Psychoeducation in schizophrenia focuses on the foundations and styles of coping with the disease, on the resources of knowledge and possibilities which are necessary to fight schizophrenia and achieve healing process. Psychoeducation allows also to cope with emotional aspects of mental disease and its effects.

Many researchers understand psychoeducation as a kind of prophylactics against disease relapses and for improved compliance of patients with prescribed medication regimens, however, one may say that psychoeducation, based on these two factors, will not fulfil the majority of objectives of this psychosocial therapy nor will it respond to all the expectations of patients and their families.

Moreover, the "effective life" of such a form of psychoeducation is rather short and will meet with the interest of patients and their relatives only during its first application.
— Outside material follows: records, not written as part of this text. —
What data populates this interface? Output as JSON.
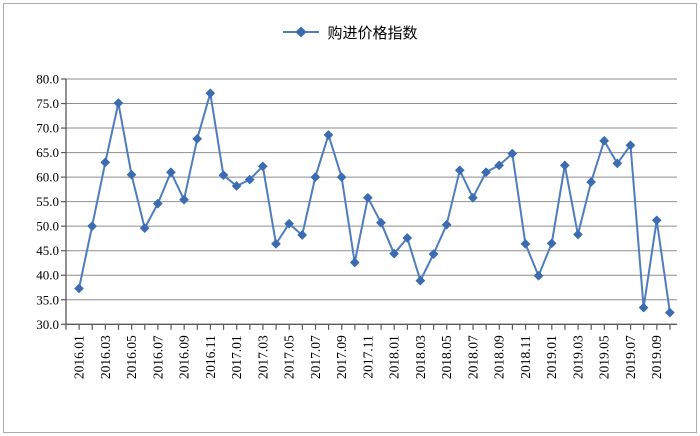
{
  "legend": {
    "label": "购进价格指数",
    "marker_icon": "diamond-marker-icon"
  },
  "colors": {
    "line": "#4e7dbd",
    "marker": "#3b6bb0",
    "gridline": "#8e8e8e",
    "axis": "#595959",
    "text": "#000000",
    "frame_border": "#ababab",
    "background": "#ffffff"
  },
  "chart_data": {
    "type": "line",
    "title": "",
    "legend_entries": [
      "购进价格指数"
    ],
    "legend_position": "top-center",
    "grid": true,
    "marker": "diamond",
    "ylim": [
      30,
      80
    ],
    "y_ticks": [
      30,
      35,
      40,
      45,
      50,
      55,
      60,
      65,
      70,
      75,
      80
    ],
    "y_tick_labels": [
      "30.0",
      "35.0",
      "40.0",
      "45.0",
      "50.0",
      "55.0",
      "60.0",
      "65.0",
      "70.0",
      "75.0",
      "80.0"
    ],
    "x_tick_labels": [
      "2016.01",
      "2016.03",
      "2016.05",
      "2016.07",
      "2016.09",
      "2016.11",
      "2017.01",
      "2017.03",
      "2017.05",
      "2017.07",
      "2017.09",
      "2017.11",
      "2018.01",
      "2018.03",
      "2018.05",
      "2018.07",
      "2018.09",
      "2018.11",
      "2019.01",
      "2019.03",
      "2019.05",
      "2019.07",
      "2019.09"
    ],
    "x_label_every": 2,
    "categories": [
      "2016.01",
      "2016.02",
      "2016.03",
      "2016.04",
      "2016.05",
      "2016.06",
      "2016.07",
      "2016.08",
      "2016.09",
      "2016.10",
      "2016.11",
      "2016.12",
      "2017.01",
      "2017.02",
      "2017.03",
      "2017.04",
      "2017.05",
      "2017.06",
      "2017.07",
      "2017.08",
      "2017.09",
      "2017.10",
      "2017.11",
      "2017.12",
      "2018.01",
      "2018.02",
      "2018.03",
      "2018.04",
      "2018.05",
      "2018.06",
      "2018.07",
      "2018.08",
      "2018.09",
      "2018.10",
      "2018.11",
      "2018.12",
      "2019.01",
      "2019.02",
      "2019.03",
      "2019.04",
      "2019.05",
      "2019.06",
      "2019.07",
      "2019.08",
      "2019.09",
      "2019.10"
    ],
    "series": [
      {
        "name": "购进价格指数",
        "values": [
          37.3,
          50.0,
          63.0,
          75.1,
          60.5,
          49.6,
          54.6,
          61.0,
          55.4,
          67.8,
          77.1,
          60.4,
          58.2,
          59.5,
          62.2,
          46.4,
          50.5,
          48.2,
          60.0,
          68.6,
          60.0,
          42.6,
          55.8,
          50.7,
          44.4,
          47.6,
          38.9,
          44.3,
          50.3,
          61.4,
          55.8,
          61.0,
          62.4,
          64.8,
          46.4,
          39.9,
          46.5,
          62.4,
          48.3,
          59.0,
          67.4,
          62.8,
          66.5,
          33.4,
          51.2,
          32.4
        ]
      }
    ]
  }
}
On a subsequent attempt to make use of psychoeducation, focused merely on the prevention of disease relapses and/or improved medication, it ceases to be "effective" - the patient and his/her relatives begin to understand that the "recommendations" were not effective, at least, in the patient's case, since the relapse did happen.

It is worth knowing that...

The primary goal of psychoeducation concentrates on fulfilling life objectives, significant for the patient and on improvement of his/her life, among others, by more effective coping with stress of all the family members, strengthening communication and improving the capacity to solve problems.

Psychoeducation not only enables to expand the knowledge of patients and their families, regarding the disease and its therapy, but it also allows for reduction of the negative symptoms of schizophrenia, improves interpersonal functioning of patients, decreases the risk of relapse and, even if these benefits are still not available, it allows for shortening of inpatient psychiatric care.